When Metis is present, relationships or events surrounding us can work better than if it is absent. An example is when we are having an argument with another person and just somehow know when a subject can be brought up or not. It’s when timing of an exchange makes the exchange helpful or not. It is a form of wisdom that rests in both the psyche and the soul. You don’t talk about it or write about it when you are aware of it. It just is because it is sacred!
It is related to flow, a concept developed by a psychologist, Dr. Csikszentmihalyi (pronounced Sik Mik High), at the University of Chicago. I met him at a seminar at Princeton. He looked like Santa Claus. Flow is intuitive as well and is a form of Metis. It is when we are involved in something, for example, a class and time seems to take forever. An hour class feels like a day. But when flow is present an hour class can seem like a few minutes. I was recently involved in a memorial service that lasted for two and a half hours but seemed to pass as quickly as an hour and for the wife of the deceased it seemed like minutes as she hung on every word.
The more flow and Metis that we have in our lives, the richer they will become for us and for those around us.
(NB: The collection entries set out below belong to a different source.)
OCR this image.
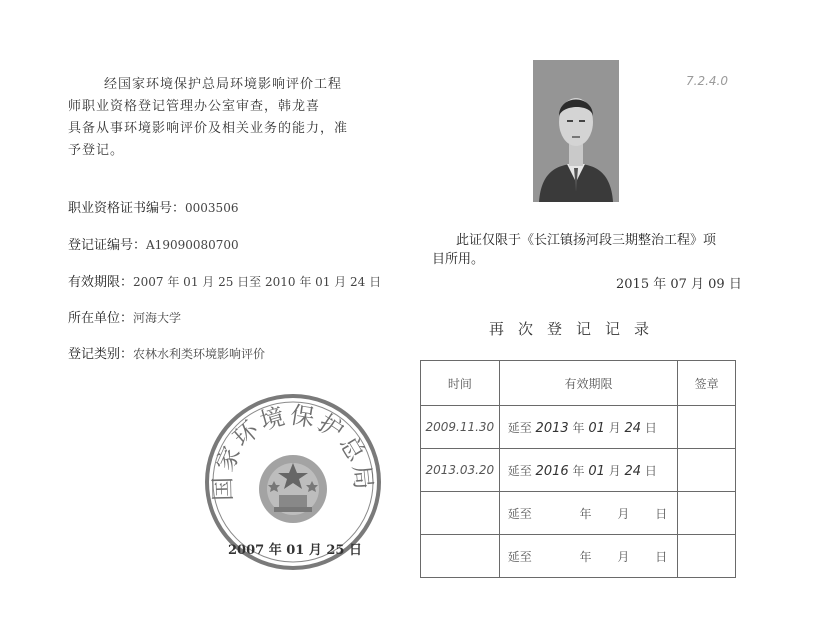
经国家环境保护总局环境影响评价工程
师职业资格登记管理办公室审查，韩龙喜
具备从事环境影响评价及相关业务的能力，准
予登记。
职业资格证书编号：0003506
登记证编号：A19090080700
有效期限：2007 年 01 月 25 日至 2010 年 01 月 24 日
所在单位：河海大学
登记类别：农林水利类环境影响评价
国家环境保护总局
2007 年 01 月 25 日
7.2.4.0
此证仅限于《长江镇扬河段三期整治工程》项
目所用。
2015 年 07 月 09 日
再次登记记录
时间	有效期限	签章
2009.11.30	延至 2013 年 01 月 24 日	
2013.03.20	延至 2016 年 01 月 24 日	
	延至 年 月 日	
	延至 年 月 日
Saying the right thing at the right time can make someone’s day. Saying the wrong thing at the wrong time can make for a hellish moment that can turn another person’s life into a hell. It was Jean Paul Sartre in his play, No Exit, who went to the heart of existentialism when he wrote that people become “heaven or hell for others.”
The secret to becoming heaven for another is to be aware of the Mentis or flow that we bring to others. You can’t teach it! But you can become more aware of when you are in it in a relationship so that Mentis and flow are more accessible to you.
This is what makes becoming a therapist or a person who has healing exchanges with others so difficult at times. It is the well-placed word or experience that can literally heal another. You know when it happens because you can see it or experience it, but you never talk about it. It is what a professor that I had at Duke referred to it as the tacit (hidden) dimension.
We also know the opposite of Metis which can also help us to gain wisdom. It is when we suffer from “foot in mouth disease” when we manage to say the worst thing possible that the person needs to hear. In theology we refer to Metis as grace, those moments when we expect to hear the worst and we are surprised to hear the best from another. Those moments are the heart of therapeutic relationships and when we realize that death is not the last word. We hear there is more now and then.
Metis can be where your faith is found roaming around as goodness. It is not a thought but a feeling that seems to always be there when you need it to lift another out of a place of darkness, to give hope to those without it, and to a word of truth that justice may be called forth, automatic in addressing an easy wrong to call forward a hard right. Faith focused can produce those moments long in time, Chronos, that seem as though they come from a place deep within us where God and humankind meet, Kairos. In the words of Frederick Buechner, author and theologian, it is “the place God calls you to is the place where your deep gladness and the world’s deep hunger meet.” Some call it, EASTER.